MISE A JOUR DU 15.04.2010
1) Les faits racontés par Gino Strada sur La Repubblica:
On introduit quelques armes dans un hôpital – directement ou avec la complicité de quelqu’un qui y travaille -, puis on donne le via à l’opération... Des troupes afghanes et anglaises encerclent le Centre chirurgical d’Emergency à Lashkar-gah, puis elles y entrent la mitraillette au poing et vont là où elles savent qu’elles vont trouver des armes, car, pour autant que nous sachions, aucun autre endroit n’est perquisitionné. Elles vont directement vers un magasin, n’ont pas même besoin de contrôler les centaines de cartons qui se trouvent sur les étagères, car les deux cartons avec les armes sont déjà – Oh ! quelle surprise ! -, sur le sol, au milieu de la pièce. Une caméra et les jeux sont faits.

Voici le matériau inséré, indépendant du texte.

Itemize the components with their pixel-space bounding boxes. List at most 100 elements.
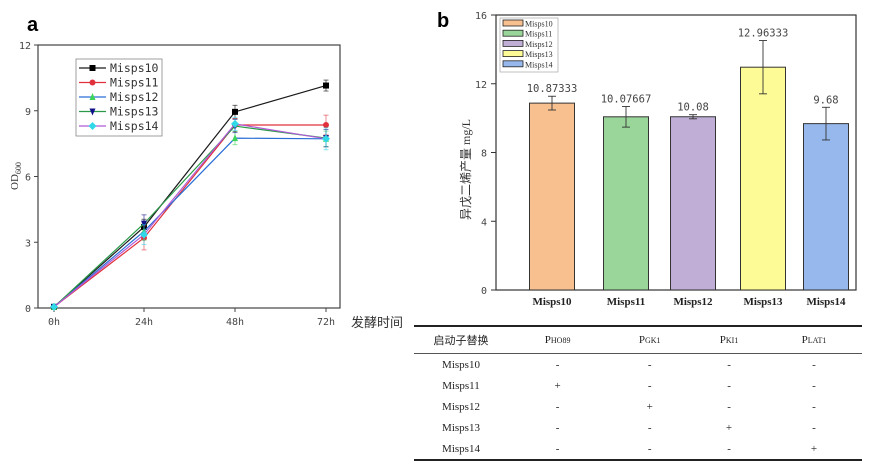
value-label: 10.08 [677, 102, 709, 114]
legend-swatch [502, 29, 524, 37]
y-axis-label-main: OD [9, 174, 21, 190]
table-header-row: 启动子替换 PHO89 PGK1 PKI1 PLAT1 [414, 326, 862, 354]
table-header-col: PGK1 [607, 326, 693, 354]
x-tick-label: Misps11 [607, 296, 646, 308]
table-row: Misps13 - - + - [414, 417, 862, 438]
table-header-col: PKI1 [692, 326, 766, 354]
row-cell: - [647, 442, 652, 455]
data-point [322, 134, 330, 143]
table-header-col: PHO89 [508, 326, 608, 354]
bar-misps11 [603, 116, 649, 291]
data-point [232, 134, 238, 142]
y-tick-label: 3 [25, 238, 31, 249]
series-line [53, 137, 327, 308]
data-point [231, 119, 239, 128]
x-tick-label: 0h [48, 317, 60, 328]
value-label: 9.68 [813, 94, 838, 106]
row-cell: - [812, 400, 816, 413]
row-strain: Misps13 [442, 421, 480, 434]
legend-marker [89, 79, 96, 86]
promoter-table: 启动子替换 PHO89 PGK1 PKI1 PLAT1 Misps10- - - - M… [414, 325, 862, 461]
row-cell: - [812, 379, 816, 392]
y-tick-label: 8 [481, 149, 487, 160]
legend-label: Misps14 [525, 60, 553, 69]
growth-line-chart: 0 3 6 9 12 0h 24h 48h 72h 发酵时间 OD600 Misps10Misps11… [9, 41, 403, 330]
data-point [323, 82, 329, 89]
legend-label: Misps10 [110, 61, 159, 75]
value-label: 10.07667 [601, 93, 652, 105]
row-strain: Misps10 [442, 358, 480, 371]
legend-label: Misps13 [110, 105, 159, 119]
row-cell: + [725, 421, 733, 434]
legend-marker [89, 93, 96, 100]
legend-marker [88, 122, 97, 130]
row-cell: + [554, 379, 561, 392]
data-point [141, 220, 147, 228]
y-tick-label: 0 [481, 286, 487, 297]
y-tick-label: 6 [25, 173, 31, 184]
row-cell: - [727, 379, 731, 392]
row-cell: - [555, 442, 560, 455]
y-tick-label: 4 [481, 217, 487, 228]
panel-label-a: a [27, 14, 39, 36]
legend-swatch [502, 19, 524, 27]
legend-label: Misps14 [110, 119, 159, 133]
legend-marker [89, 108, 96, 116]
row-cell: - [812, 358, 816, 371]
series-misps14 [50, 116, 330, 311]
y-tick-label: 0 [25, 304, 31, 315]
legend-swatch [502, 60, 524, 68]
legend-label: Misps13 [525, 50, 553, 59]
y-tick-label: 16 [475, 11, 487, 22]
data-point [232, 108, 238, 115]
row-cell: - [555, 358, 560, 371]
legend-label: Misps12 [110, 90, 158, 104]
row-cell: - [647, 358, 652, 371]
x-tick-label: Misps13 [743, 296, 783, 308]
data-point [50, 302, 58, 311]
row-cell: - [727, 358, 731, 371]
row-strain: Misps14 [442, 442, 480, 455]
legend-label: Misps10 [525, 20, 553, 29]
x-tick-label: Misps14 [806, 296, 846, 308]
value-label: 12.96333 [738, 28, 789, 40]
table-row: Misps11 + - - - [414, 375, 862, 396]
row-cell: - [647, 379, 652, 392]
value-label: 10.87333 [527, 83, 578, 95]
bar-misps13 [740, 66, 786, 291]
y-axis-label: OD600 [9, 162, 23, 190]
table-header-col: PLAT1 [765, 326, 862, 354]
legend-label: Misps12 [525, 40, 553, 49]
row-cell: - [727, 442, 731, 455]
row-cell: - [555, 421, 560, 434]
x-axis-label: 发酵时间 [351, 315, 403, 330]
row-strain: Misps12 [442, 400, 480, 413]
x-tick-label: 72h [317, 317, 335, 328]
data-point [140, 230, 148, 239]
x-tick-label: 48h [226, 317, 244, 328]
bar-misps12 [670, 116, 716, 291]
x-tick-label: 24h [135, 317, 153, 328]
table-row: Misps12 - + - - [414, 396, 862, 417]
isoprene-bar-chart: 0 4 8 12 16 异戊二烯产量 mg/L 10.87333 Misps10 10.0766… [459, 11, 857, 308]
y-axis-label: 异戊二烯产量 mg/L [459, 119, 473, 220]
row-cell: - [647, 421, 652, 434]
row-cell: - [555, 400, 560, 413]
legend-label: Misps11 [525, 30, 552, 39]
x-tick-label: Misps12 [673, 296, 713, 308]
bar-misps14 [803, 123, 849, 291]
row-cell: - [812, 421, 816, 434]
table-row: Misps10 - - - - [414, 354, 862, 376]
row-cell: + [810, 442, 818, 455]
y-axis-label-sub: 600 [14, 162, 23, 174]
y-tick-label: 12 [19, 41, 31, 52]
panel-label-b: b [437, 10, 450, 32]
x-tick-label: Misps10 [532, 296, 572, 308]
table-row: Misps14 - - - + [414, 438, 862, 460]
series-line [53, 124, 326, 308]
table-header-label: 启动子替换 [414, 326, 508, 354]
row-cell: + [646, 400, 653, 413]
legend-label: Misps11 [110, 76, 159, 90]
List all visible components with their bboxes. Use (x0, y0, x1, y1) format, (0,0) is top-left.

On arrête trois Italiens – un chirurgien, un infirmier et un technicien logistique, le seul personnel international présent à l’hôpital à ce moment-là -, et six Afghans, et on les jette dans les geôles des Services de Sécurité dont les violations des droits humains ont déjà été largement documentées par Amnesty International et Human Right Watch.
On encercle également et on perquisitionne les maisons-habitation d’Emergency. Aux cinq personnes présentes – parmi lesquelles quatre Italiens -, on interdit de sortir de leur logement. L’hôpital est occupé par les militaires.
Les accusations : « Ils préparaient un complot pour assassiner le gouverneur, ils ont même reçu 500.000 dollars pour perpétrer l’attentat ». Celui qui le dit, ce n’est ni un juge ni un officier de police, mais simplement le porte-parole du gouverneur de la province.
Même un dément ne croirait pas à de telles accusations ! Pourquoi donc devraient-ils faire une chose pareille ? A Lashkar-gah, la majorité des missiles et des bombes ont pour objectif le palais du gouverneur. Qui pourrait bien être assez stupide pour payer 500.000 dollars pour un attentat qu’on essaie déjà d’accomplir tous les jours et gratuitement !?
Ce coup monté est destiné à se dégonfler, malgré la complicité de quelques personnes médiocres - quelle honte pour notre pays ! – qui essaient de la tenir sur pied entre insinuations et calomnies, dans la tentative de discréditer Emergency, son travail et son personnel.
(Traduction de l'italien par ImpasseSud)
2) Situation au 15.04.2010 :
- 96 heures se sont déjà écoulées depuis le prélèvement : Emergency n'a toujours pas reçu de notification officielle. Aucune accusation formelle n'a été prononcée.
- Les 3 Italiens auraient été transférés de la province de Helmand à Kaboul où demain, ils pourront recevoir la visite de l'envoyé spécial du Ministre it. des Affaires étrangères et de l'ambassadeur italiens. Un des trois
- Emergency, en accord avec le Ministère, leur a trouvé trois avocats... qui n'ont pas encore pu entrer en contact avec eux.
- Demain, un autre envoyé spécial du Ministère apportera à Karzaï un message du ministre et une lettre de Berlusconi.
- Le représentant de l'ONU à Kaboul (UNAMA), Staffan de Mistura, a adressé un appel à Karzaï et aux autorités locales pour que les 3 Italiens reçoivent "une assistance légale adéquate", que leur soient garantis "le processus qui leur est dû, des conditions de sécurité et la visite de leur ambassadeur". "J'espère que ces arrestations sont le fruit d'un gros malentendu. Les opérateurs médicaux qui opèrent dans des régions comme le Helmand, risquent leur vie pour toutes les personnes qui leur demandent de l'aide." L'UNAMA a également demandé à la Commission afghane pour les droits humains et au coordinateur de l'ONU pour les problèmes humanitaires de suivre la question de très près. (Sources)
Hier Emma Bonino, le porte-parole de gauche au Sénat it. a ajouté : "espérons que le gouvernement italien plaidera également pour le sort des 6 opérateurs afghans".